Will I ever feel safe again? Anywhere?
Claire turned, leaned against the house, and sobbed like never before. Because this time, she was crying for everything she’d lost.
All her advanced degrees, all the research into neurotransmitters and their effects on human behavior, all the fellowships in the world would never be enough to erase the one emotion she’d felt since that day Amy was taken from her:
Helplessness.
She knew she had to make herself whole. Even if it consumed the rest of her life.
The carton was in the far corner of the attic, behind an old bed frame, right where Claire remembered putting it many years ago.
It hadn’t been opened in so long that the packer’s tape holding it closed was cracked and powdery. Just before leaving home for her freshman year in college, Claire had consigned the box to what she thought might be its final resting place. At the time, to her parents’ chagrin, she’d purged as many of her belongings as she could stand to, emptying even her own bedroom as if she were never coming back.

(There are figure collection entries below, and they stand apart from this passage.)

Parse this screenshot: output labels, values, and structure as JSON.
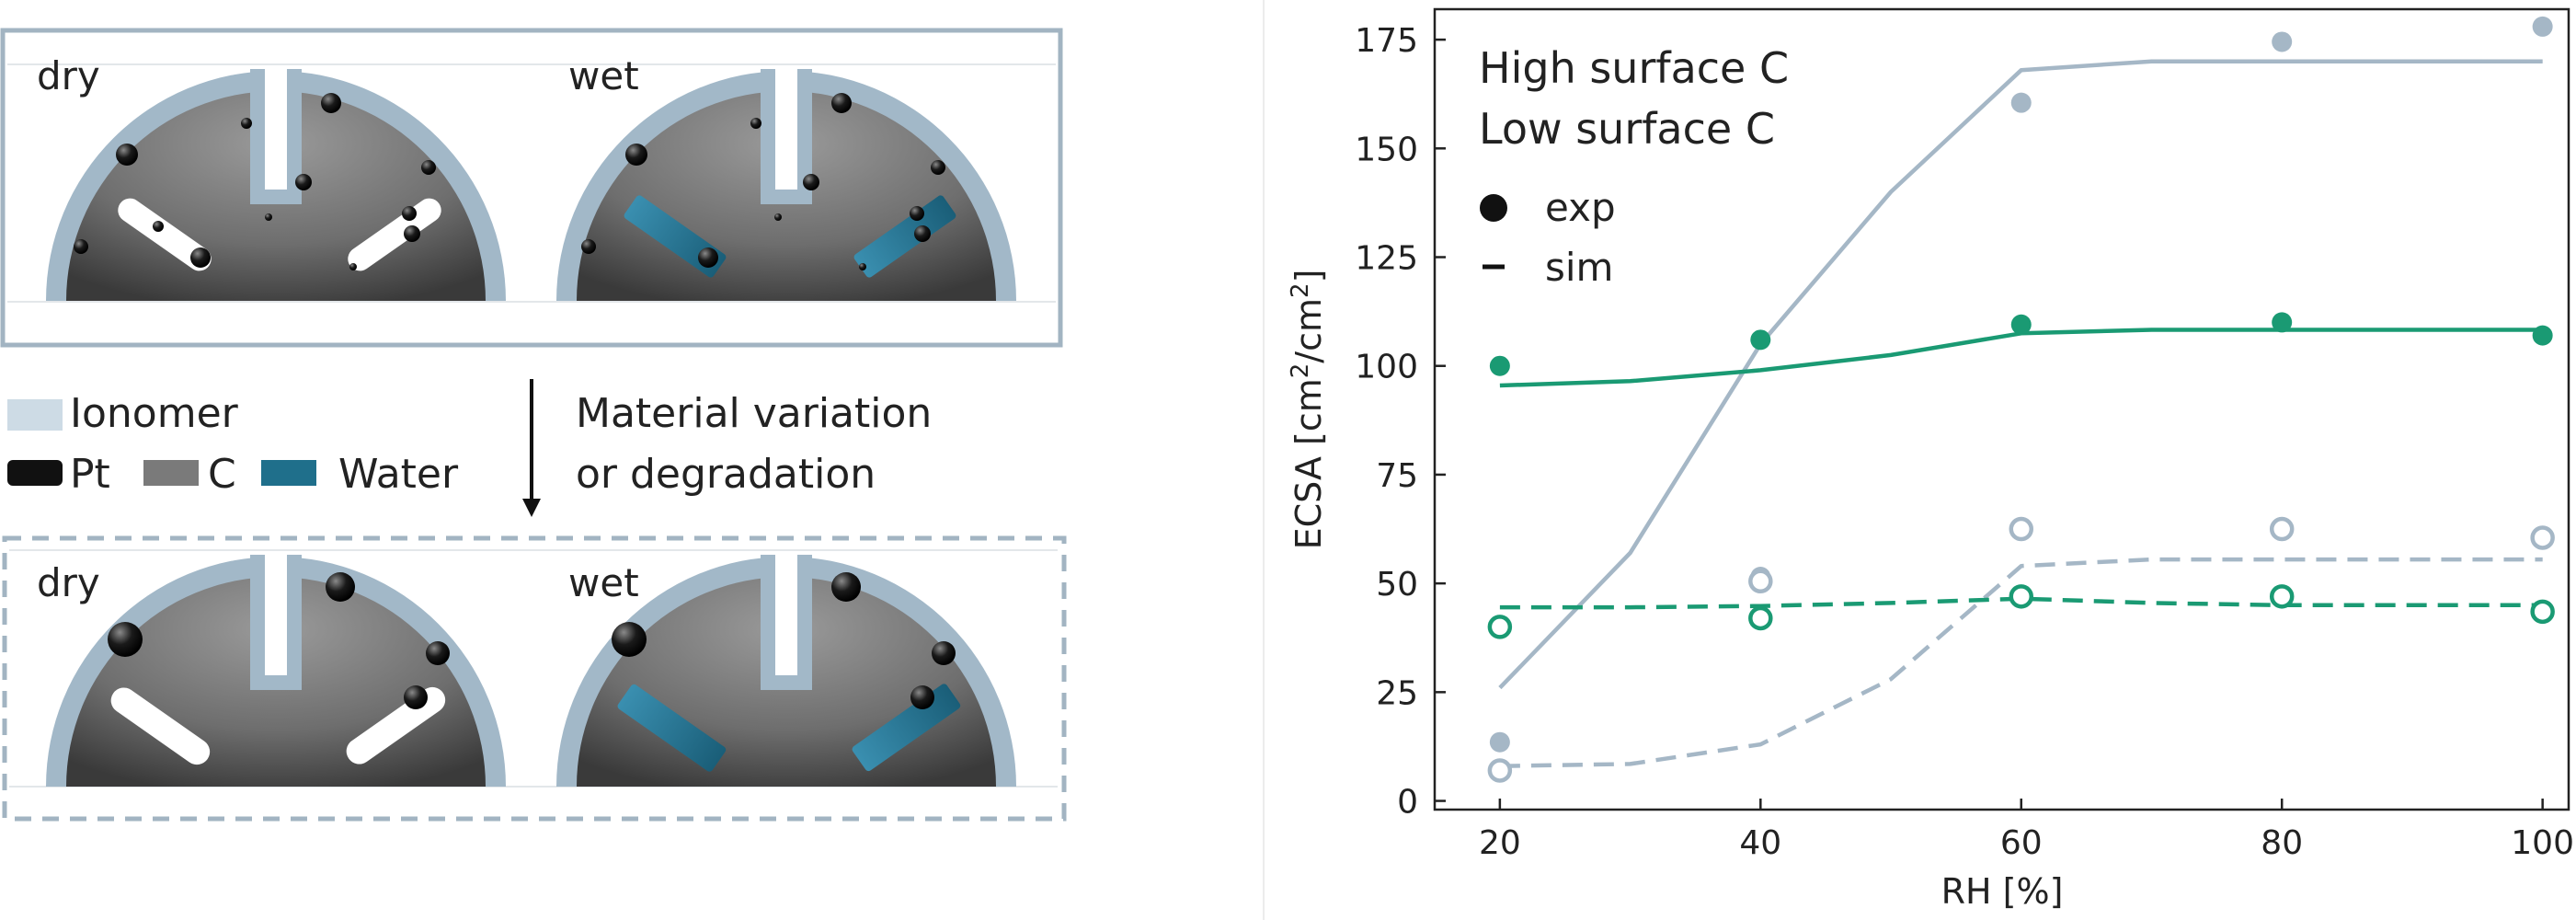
{
  "schematic": {
    "top_panel": {
      "dry_label": "dry",
      "wet_label": "wet"
    },
    "bottom_panel": {
      "dry_label": "dry",
      "wet_label": "wet"
    },
    "legend": {
      "ionomer": "Ionomer",
      "pt": "Pt",
      "c": "C",
      "water": "Water"
    },
    "arrow_label_line1": "Material variation",
    "arrow_label_line2": "or degradation",
    "colors": {
      "ionomer": "#a2b8c8",
      "carbon": "#7a7a7a",
      "water": "#1f6f8b",
      "pt": "#111111"
    }
  },
  "chart_data": {
    "type": "line",
    "xlabel": "RH [%]",
    "ylabel_main": "ECSA [cm",
    "ylabel_sup1": "2",
    "ylabel_mid": "/cm",
    "ylabel_sup2": "2",
    "ylabel_end": "]",
    "xlim": [
      15,
      102
    ],
    "ylim": [
      -2,
      182
    ],
    "xticks": [
      20,
      40,
      60,
      80,
      100
    ],
    "yticks": [
      0,
      25,
      50,
      75,
      100,
      125,
      150,
      175
    ],
    "grid": false,
    "legend_materials": [
      {
        "label": "High surface C",
        "color": "#a5b7c6"
      },
      {
        "label": "Low surface C",
        "color": "#1a9a73"
      }
    ],
    "legend_kinds": [
      {
        "label": "exp",
        "marker": "filled-circle"
      },
      {
        "label": "sim",
        "marker": "dash"
      }
    ],
    "series": [
      {
        "material": "High surface C",
        "color": "#a5b7c6",
        "style": "sim-solid",
        "x": [
          20,
          30,
          40,
          50,
          60,
          70,
          80,
          90,
          100
        ],
        "y": [
          26,
          57,
          105,
          140,
          168,
          170,
          170,
          170,
          170
        ]
      },
      {
        "material": "High surface C",
        "color": "#a5b7c6",
        "style": "sim-dashed",
        "x": [
          20,
          30,
          40,
          50,
          60,
          70,
          80,
          90,
          100
        ],
        "y": [
          8,
          8.5,
          13,
          28,
          54,
          55.5,
          55.5,
          55.5,
          55.5
        ]
      },
      {
        "material": "Low surface C",
        "color": "#1a9a73",
        "style": "sim-solid",
        "x": [
          20,
          30,
          40,
          50,
          60,
          70,
          80,
          90,
          100
        ],
        "y": [
          95.5,
          96.5,
          99,
          102.5,
          107.5,
          108.3,
          108.3,
          108.3,
          108.3
        ]
      },
      {
        "material": "Low surface C",
        "color": "#1a9a73",
        "style": "sim-dashed",
        "x": [
          20,
          30,
          40,
          50,
          60,
          70,
          80,
          90,
          100
        ],
        "y": [
          44.5,
          44.5,
          44.8,
          45.5,
          46.5,
          45.5,
          45,
          45,
          45
        ]
      },
      {
        "material": "High surface C",
        "color": "#a5b7c6",
        "style": "exp-filled",
        "x": [
          20,
          40,
          60,
          80,
          100
        ],
        "y": [
          13.5,
          51.5,
          160.5,
          174.5,
          178
        ]
      },
      {
        "material": "High surface C",
        "color": "#a5b7c6",
        "style": "exp-open",
        "x": [
          20,
          40,
          60,
          80,
          100
        ],
        "y": [
          7,
          50.5,
          62.5,
          62.5,
          60.5
        ]
      },
      {
        "material": "Low surface C",
        "color": "#1a9a73",
        "style": "exp-filled",
        "x": [
          20,
          40,
          60,
          80,
          100
        ],
        "y": [
          100,
          106,
          109.5,
          110,
          107
        ]
      },
      {
        "material": "Low surface C",
        "color": "#1a9a73",
        "style": "exp-open",
        "x": [
          20,
          40,
          60,
          80,
          100
        ],
        "y": [
          40,
          42,
          47,
          47,
          43.5
        ]
      }
    ]
  }
}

She’d been tempted to throw out the carton. But something back then had stopped her, an unseen hand holding her back, an unknown voice telling her she’d regret it. Instead, she hid it where she knew no one would see it, far from any of her parents’ stored belongings.
 
; Claire dragged the box across the floor of the attic, raising a storm of dust that burned her eyes and triggered a fit of sneezing. Her spasms subsided as she reached the trapdoor and steadied herself on the folding stairs, thinking with some satisfaction that she was making the right decision.
It wasn’t until the carton was planted on the dining room table that second thoughts began to creep in. Did she actually have the strength to open this box and unleash the memories stored inside? No more than a few seconds passed before she decided.
I have no choice.
She ripped the lone piece of tape off the top, opened the flaps, and without looking, reached inside and pulled out the first item her hand came to.
It was a large, unmarked photo album. Claire stared down at the white vinyl cover, its inviting, nonthreatening design hardly indicative of what lay within.
If there’s any way to face my fears, this is it.
She took a deep breath and opened the cover. Staring her in the face was a clipping from the Democrat and Chronicle, Rochester’s daily newspaper, dated July 18, 1989, the headline proclaiming the past she had tried so hard to bury:
POLICE SEEK KIDNAPPED GIRL
Accompanying the article was a large, black-and-white photo of Amy, wearing the same T-shirt she had on the day she disappeared.
It’s okay, she heard Amy say to her. Mr. Winslow works with my dad.
Claire started to read the story she knew so well, the initial pain dissipating as the words soaked into her brain. Maybe it was like removing a Band-Aid, she thought. It hurts less when you rip it off quickly.
She left the scrapbook open as she took the remainder of the contents from the box: two more photo album/scrapbooks, numerous pictures of her and Amy together. Jumping rope. Playing hopscotch. On the carousel at Seabreeze Amusement Park near Lake Ontario. Mugging in front of the elephants at the Seneca Park Zoo. With every photo, the memories Claire had worked her whole life to forget came rushing back into her head. Without knowing it, she started to giggle, remembering how much she loved Amy and what fun they’d had together.